In his absence, Shannon Gaels have been very competitive. Last year, they made the junior final and this year the semi, with his younger brother Shane, also a forward, having graduated to the senior side.

“I watched the stream when they played Munterconnaught, unfortunately we were playing the same morning they played Denn which was probably a day to forget but I have a keen interest alright, especially with Shane playing.

“Last year was difficult. You couldn’t not say it was difficult. Obviously there was delight but the week leading up to it [Shannon Gaels’ JFC final], I was trying to get my mind on the semi-final with Tuam but there was also ‘what if?’… Wouldn’t I have loved to be going out on Breffni Park with Shannon Gaels on the Sunday for the final.

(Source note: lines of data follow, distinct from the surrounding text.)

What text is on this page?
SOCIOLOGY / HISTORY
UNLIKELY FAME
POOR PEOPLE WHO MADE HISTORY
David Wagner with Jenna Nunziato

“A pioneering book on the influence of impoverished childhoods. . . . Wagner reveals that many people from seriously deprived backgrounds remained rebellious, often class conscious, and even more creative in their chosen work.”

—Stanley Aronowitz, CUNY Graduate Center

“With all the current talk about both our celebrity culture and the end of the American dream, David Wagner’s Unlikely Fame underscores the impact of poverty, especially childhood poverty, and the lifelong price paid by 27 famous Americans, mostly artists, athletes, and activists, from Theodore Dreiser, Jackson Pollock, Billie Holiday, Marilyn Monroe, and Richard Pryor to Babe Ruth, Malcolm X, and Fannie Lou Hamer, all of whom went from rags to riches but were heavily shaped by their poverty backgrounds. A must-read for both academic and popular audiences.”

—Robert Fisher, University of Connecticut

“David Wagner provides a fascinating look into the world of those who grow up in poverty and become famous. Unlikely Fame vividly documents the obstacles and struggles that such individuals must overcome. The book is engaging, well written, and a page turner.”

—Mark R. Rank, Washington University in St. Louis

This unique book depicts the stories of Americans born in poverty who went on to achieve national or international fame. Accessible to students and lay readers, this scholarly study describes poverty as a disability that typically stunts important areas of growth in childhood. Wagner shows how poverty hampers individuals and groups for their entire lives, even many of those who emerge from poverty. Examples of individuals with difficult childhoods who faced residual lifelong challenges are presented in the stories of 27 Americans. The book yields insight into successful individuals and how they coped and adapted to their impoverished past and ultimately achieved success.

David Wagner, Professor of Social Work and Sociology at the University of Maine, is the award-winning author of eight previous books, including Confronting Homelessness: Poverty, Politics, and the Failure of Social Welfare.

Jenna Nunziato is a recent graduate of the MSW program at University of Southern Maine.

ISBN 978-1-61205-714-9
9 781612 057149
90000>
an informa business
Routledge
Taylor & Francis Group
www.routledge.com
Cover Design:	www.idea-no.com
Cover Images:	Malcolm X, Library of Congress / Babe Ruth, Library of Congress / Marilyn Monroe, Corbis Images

“I couldn’t come down to it because we were training ourselves that morning but I was listening intently on the radio. They gave it a good go and played well but just came up short. From my time, I know the quality that the likes of Killinkere, Drumlane, Denn have in the last couple of years in the junior so Killinere were probably worthy winners in the end.”

An inevitable question is how he compares the standard in Cavan and Galway. While his involvement with his home club was at junior level, he has followed the Senior Championship in Cavan and believes it stacks up quite well.

“I still follow the Cavan championship quite a bit, I watched a couple of games. I watched the finals, the first game was a terrific game of football. I watched Cavan Gaels play Ramor in the quarter-final, I got the stream for it, and Gearoid McKiernan had a huge game that day.

“There is huge, huge talent in Cavan at the minute and that was evident particularly in the final, I’m 26 but there were a lot of lads playing for Crosserlough and Kingscourt who I didn’t even know because they are 20, 21, 22.

“I didn’t even know about these fellas but you can see that the talent is there, there is a huge pool of young players stepping up and playing well in the Senior Championship so the future is bright in that respect.”

For Moycullen, there is some disappointment that there is no Connacht club championship to prepare for, especially given Corofin’s pedigree in that competition.

“It definitely is. Last year Tuam ran Corofin to a replay, the year before Mountbellew-Moylough ran Corofin to a replay. It’s very, very competitive up here and people might look and say ‘well Corofin are winning every year’ but I guarantee you if another club got a chance they’d represent Galway just as well.

“It is a disappointing not to know where we might stand in the overall scheme of things but hopefully it will drive us on to try and retain the championship next year.

“There is a good spine there, there were four lads who were 20 or younger starting. We have a good strong senior county contingent and U20 contingent. Corofin will be back with a vengeance, they are still the marker. We may have snuck in under the radar and took this one but if we are to win it again this year, we will have to beat Corofin at some stage. That’s the aim now.”

So, bigger challenges lie ahead but for this winter, Walsh can be happy that his gamble of swapping west Cavan for the west of Ireland has paid off in style.